Spinraza costs $750,000 combined for the first four loading doses – injected directly into the spinal fluid – followed by a maintenance doses given every four months for the rest of the patients life, running about $375,000 a year.

Once injected, the gene therapy provides SMA sufferers with something akin to a helper gene that produces a similar protein to the one they lack.

Some 7,500 people around the world have received Spinraza. It doesn’t cure the disease, it doesn’t work for everyone, and it doesn’t work as well for some as others.

But it’s a shot at improvement.

A NEW DRUG IS SAID TO BE FASTER – BUT IS IT BETTER?

Now, there may be a different shot on offer, in the form of a single injection of an altered virus in Zolgensma.

Novartis claims the drug will work more quickly and effectively by replacing the exact faulty gene (SMN1) involved in SMA.

But the use of viral vectors for gene therapy can be dangerous – and Novartis has acknowledged that at least one patient death in the small trials – one consisted of 12 patients, another of 15 – it has conducted has died.

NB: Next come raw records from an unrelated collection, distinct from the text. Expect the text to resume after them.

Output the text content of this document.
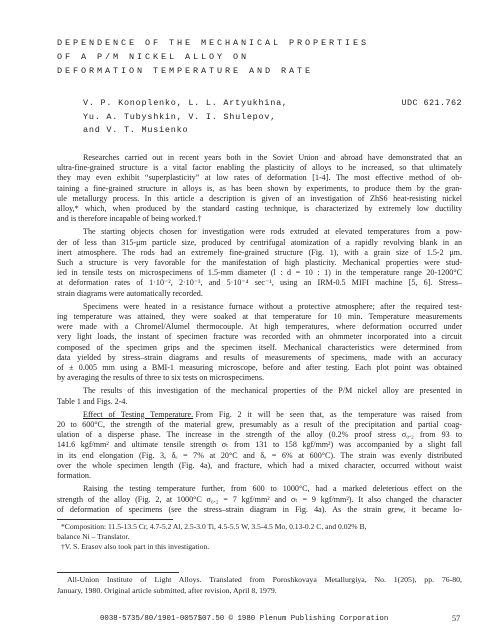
DEPENDENCE OF THE MECHANICAL PROPERTIES
OF A P/M NICKEL ALLOY ON
DEFORMATION TEMPERATURE AND RATE
V. P. Konoplenko, L. L. Artyukhina,
Yu. A. Tubyshkin, V. I. Shulepov,
and V. T. Musienko
UDC 621.762
Researches carried out in recent years both in the Soviet Union and abroad have demonstrated that an
ultra-fine-grained structure is a vital factor enabling the plasticity of alloys to be increased, so that ultimately
they may even exhibit “superplasticity” at low rates of deformation [1-4]. The most effective method of ob-
taining a fine-grained structure in alloys is, as has been shown by experiments, to produce them by the gran-
ule metallurgy process. In this article a description is given of an investigation of ZhS6 heat-resisting nickel
alloy,* which, when produced by the standard casting technique, is characterized by extremely low ductility
and is therefore incapable of being worked.†
The starting objects chosen for investigation were rods extruded at elevated temperatures from a pow-
der of less than 315-μm particle size, produced by centrifugal atomization of a rapidly revolving blank in an
inert atmosphere. The rods had an extremely fine-grained structure (Fig. 1), with a grain size of 1.5-2 μm.
Such a structure is very favorable for the manifestation of high plasticity. Mechanical properties were stud-
ied in tensile tests on microspecimens of 1.5-mm diameter (l : d = 10 : 1) in the temperature range 20-1200°C
at deformation rates of 1·10⁻², 2·10⁻³, and 5·10⁻⁴ sec⁻¹, using an IRM-0.5 MIFI machine [5, 6]. Stress–
strain diagrams were automatically recorded.
Specimens were heated in a resistance furnace without a protective atmosphere; after the required test-
ing temperature was attained, they were soaked at that temperature for 10 min. Temperature measurements
were made with a Chromel/Alumel thermocouple. At high temperatures, where deformation occurred under
very light loads, the instant of specimen fracture was recorded with an ohmmeter incorporated into a circuit
composed of the specimen grips and the specimen itself. Mechanical characteristics were determined from
data yielded by stress–strain diagrams and results of measurements of specimens, made with an accuracy
of ± 0.005 mm using a BMI-1 measuring microscope, before and after testing. Each plot point was obtained
by averaging the results of three to six tests on microspecimens.
The results of this investigation of the mechanical properties of the P/M nickel alloy are presented in
Table 1 and Figs. 2-4.
Effect of Testing Temperature. From Fig. 2 it will be seen that, as the temperature was raised from
20 to 600°C, the strength of the material grew, presumably as a result of the precipitation and partial coag-
ulation of a disperse phase. The increase in the strength of the alloy (0.2% proof stress σ₀.₂ from 93 to
141.6 kgf/mm² and ultimate tensile strength σₜ from 131 to 158 kgf/mm²) was accompanied by a slight fall
in its end elongation (Fig. 3, δₑ = 7% at 20°C and δₑ = 6% at 600°C). The strain was evenly distributed
over the whole specimen length (Fig. 4a), and fracture, which had a mixed character, occurred without waist
formation.
Raising the testing temperature further, from 600 to 1000°C, had a marked deleterious effect on the
strength of the alloy (Fig. 2, at 1000°C σ₀.₂ = 7 kgf/mm² and σₜ = 9 kgf/mm²). It also changed the character
of deformation of specimens (see the stress–strain diagram in Fig. 4a). As the strain grew, it became lo-
*Composition: 11.5-13.5 Cr, 4.7-5.2 Al, 2.5-3.0 Ti, 4.5-5.5 W, 3.5-4.5 Mo, 0.13-0.2 C, and 0.02% B,
balance Ni – Translator.
†V. S. Erasov also took part in this investigation.
All-Union Institute of Light Alloys. Translated from Poroshkovaya Metallurgiya, No. 1(205), pp. 76-80,
January, 1980. Original article submitted, after revision, April 8, 1979.
0038-5735/80/1901-0057$07.50 © 1980 Plenum Publishing Corporation	57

‘When you have a very sick patient on a drug who dies, it’s not always easy to determine if it was the disease or the drug,’ says Dr Robert Klitzman, director of Columbia University’s bioethics program, who has written extensively on drug pricing.

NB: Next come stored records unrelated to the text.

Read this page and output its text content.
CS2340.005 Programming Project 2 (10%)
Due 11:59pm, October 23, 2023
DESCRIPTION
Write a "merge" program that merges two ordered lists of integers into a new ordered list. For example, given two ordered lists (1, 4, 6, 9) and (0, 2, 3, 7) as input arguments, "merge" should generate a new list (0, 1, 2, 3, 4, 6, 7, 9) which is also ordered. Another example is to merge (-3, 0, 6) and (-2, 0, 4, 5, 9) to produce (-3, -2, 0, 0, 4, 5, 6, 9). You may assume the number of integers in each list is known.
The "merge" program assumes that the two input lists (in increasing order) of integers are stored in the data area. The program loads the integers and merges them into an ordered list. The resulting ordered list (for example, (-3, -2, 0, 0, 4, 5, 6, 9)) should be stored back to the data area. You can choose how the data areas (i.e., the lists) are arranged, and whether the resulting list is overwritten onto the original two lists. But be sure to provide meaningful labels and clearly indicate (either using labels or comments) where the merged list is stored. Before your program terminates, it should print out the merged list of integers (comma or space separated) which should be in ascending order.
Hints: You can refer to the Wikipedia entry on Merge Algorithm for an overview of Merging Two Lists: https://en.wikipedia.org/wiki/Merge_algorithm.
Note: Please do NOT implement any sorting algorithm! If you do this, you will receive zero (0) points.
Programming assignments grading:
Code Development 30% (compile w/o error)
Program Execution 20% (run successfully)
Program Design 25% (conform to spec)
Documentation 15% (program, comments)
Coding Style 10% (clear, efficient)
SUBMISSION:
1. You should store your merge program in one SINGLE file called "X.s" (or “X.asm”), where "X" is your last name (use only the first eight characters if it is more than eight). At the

‘It’s not clear to me that we have all the information we need to understand how safe and effective each of these drugs are in the short term or the long term.’

Yet Novartis is confident its gene therapy will get the FDA’s approval this month, and it’s already setting its sights on a high price tag.

PRICES ARE GETTING HIGHER WITH EACH NEW RARE DISEASE DRUG – AND THERE’S NO ONE TO STOP IT

Like Spinraza before it, part of the problem with Zolgensma’s price is that ‘much of the research that has eventually led to these drugs was [partially] funded by the government, but the NIH,’ says Dr Klitzman.

WHY THE US PAYS MORE FOR DRUGS THAN ANY OTHER COUNTRY

The US has the highest drug prices of any country in the world.

On average, Americans pay over four times more for medications than people in the UK or Canada do.

In most countries around the world, the government has some hand in regulating drug prices.

Canada has a federal body that decides how much a medication should cost.

In the UK, the government doesn’t set the prices, but closely regulates them through an advisory board.

But in the US, drug prices are negotiated between drug companies, insurers and middle men called pharmacy benefit managers.

Although Medicaid and Medicare provide federally subsidized insurance, these insurers – and any arm of the US government – are expressly prohibited from any involvement in drug pricing.

Proponents of the current system argue that free market competition results in a sort of self-regulation.

But some policy experts believe that the current system leaves US patients without a dog in the fight over how much they should pay for medications.

Others suggest drug prices in the US should be matched to rates in other countries.